The main concern, she said, is that Hvaldimir is not getting enough to eat. “I have no idea what he’s feeding on and if he’s eating enough,” Jourdain said.
It is unclear why Hvaldimir is moving south. As a young man, it is possible that he is looking for a partner. He may also be looking for more food. “You can’t really read their body language,” says Anna Bisther, a marine biologist who has worked with killer whales in Norway.
Jourdain said, “He’s an arctic whale; he is not allowed to go south. He is a mystery.”
It’s not the first time a beluga whale has accidentally found itself in unfamiliar and dangerous territory. In August 2022, a malnourished beluga whale stranded in the River Seine in Paris was euthanized after struggling to breathe while being retrieved from the river in an attempt to return the animal to sea. In September 2018, a beluga whale appeared in London’s River Thames.
That also means that it is not clear what to do with Hvaldimir. Sending him to other beluga whales in the Arctic can be dangerous, as he’s not used to being in the wild.
Other belugas would likely welcome him, Haug said, because they’re extremely social animals, but the Arctic also has predators, such as killer whales.
“We don’t want to give killer whales an easy lunch by sending a tame whale that doesn’t know any better,” Haug said.

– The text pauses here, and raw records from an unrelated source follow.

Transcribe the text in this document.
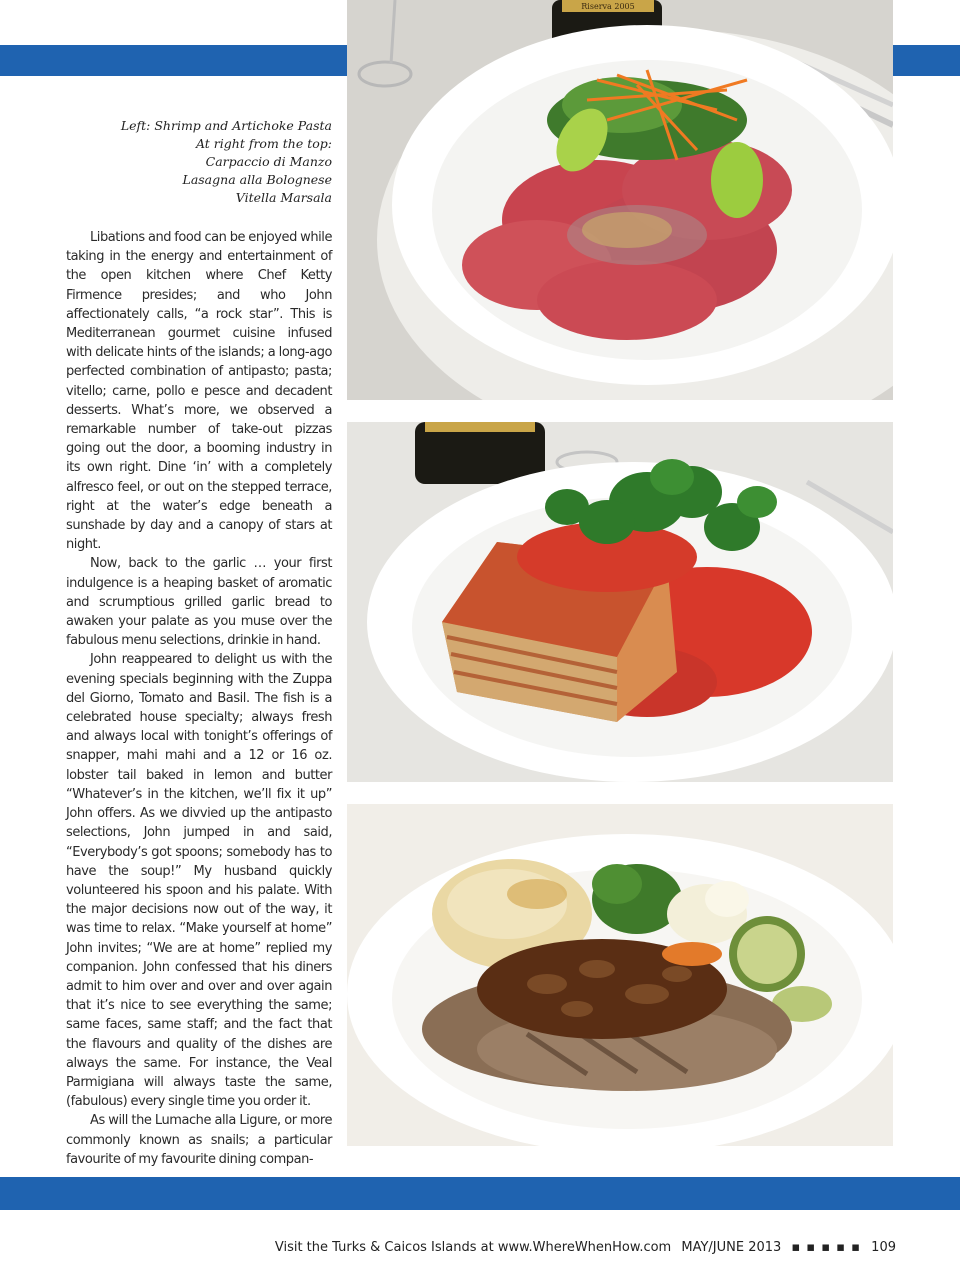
Riserva 2005
Left: Shrimp and Artichoke Pasta
At right from the top:
Carpaccio di Manzo
Lasagna alla Bolognese
Vitella Marsala

Libations and food can be enjoyed while taking in the energy and entertainment of the open kitchen where Chef Ketty Firmence presides; and who John affectionately calls, “a rock star”. This is Mediterranean gourmet cuisine infused with delicate hints of the islands; a long-ago perfected combination of antipasto; pasta; vitello; carne, pollo e pesce and decadent desserts. What’s more, we observed a remarkable number of take-out pizzas going out the door, a booming industry in its own right. Dine ‘in’ with a completely alfresco feel, or out on the stepped terrace, right at the water’s edge beneath a sunshade by day and a canopy of stars at night.

Now, back to the garlic … your first indulgence is a heaping basket of aromatic and scrumptious grilled garlic bread to awaken your palate as you muse over the fabulous menu selections, drinkie in hand.

John reappeared to delight us with the evening specials beginning with the Zuppa del Giorno, Tomato and Basil. The fish is a celebrated house specialty; always fresh and always local with tonight’s offerings of snapper, mahi mahi and a 12 or 16 oz. lobster tail baked in lemon and butter “Whatever’s in the kitchen, we’ll fix it up” John offers. As we divvied up the antipasto selections, John jumped in and said, “Everybody’s got spoons; somebody has to have the soup!” My husband quickly volunteered his spoon and his palate. With the major decisions now out of the way, it was time to relax. “Make yourself at home” John invites; “We are at home” replied my companion. John confessed that his diners admit to him over and over and over again that it’s nice to see everything the same; same faces, same staff; and the fact that the flavours and quality of the dishes are always the same. For instance, the Veal Parmigiana will always taste the same, (fabulous) every single time you order it.

As will the Lumache alla Ligure, or more commonly known as snails; a particular favourite of my favourite dining compan-

Visit the Turks & Caicos Islands at www.WhereWhenHow.com MAY/JUNE 2013 ▪ ▪ ▪ ▪ ▪ 109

Beluga whales are a protected species, numbering about 150,000 worldwide, and they are not interested in humans for their food. But Hvaldimir, estimated to be about 14 feet tall and weigh about 3,000 pounds, can be dangerous to humans because of its size.
“Do not enter his space; he can be potentially dangerous if he wants to be,” Jourdain said. “And we know what kind of end that will lead to.”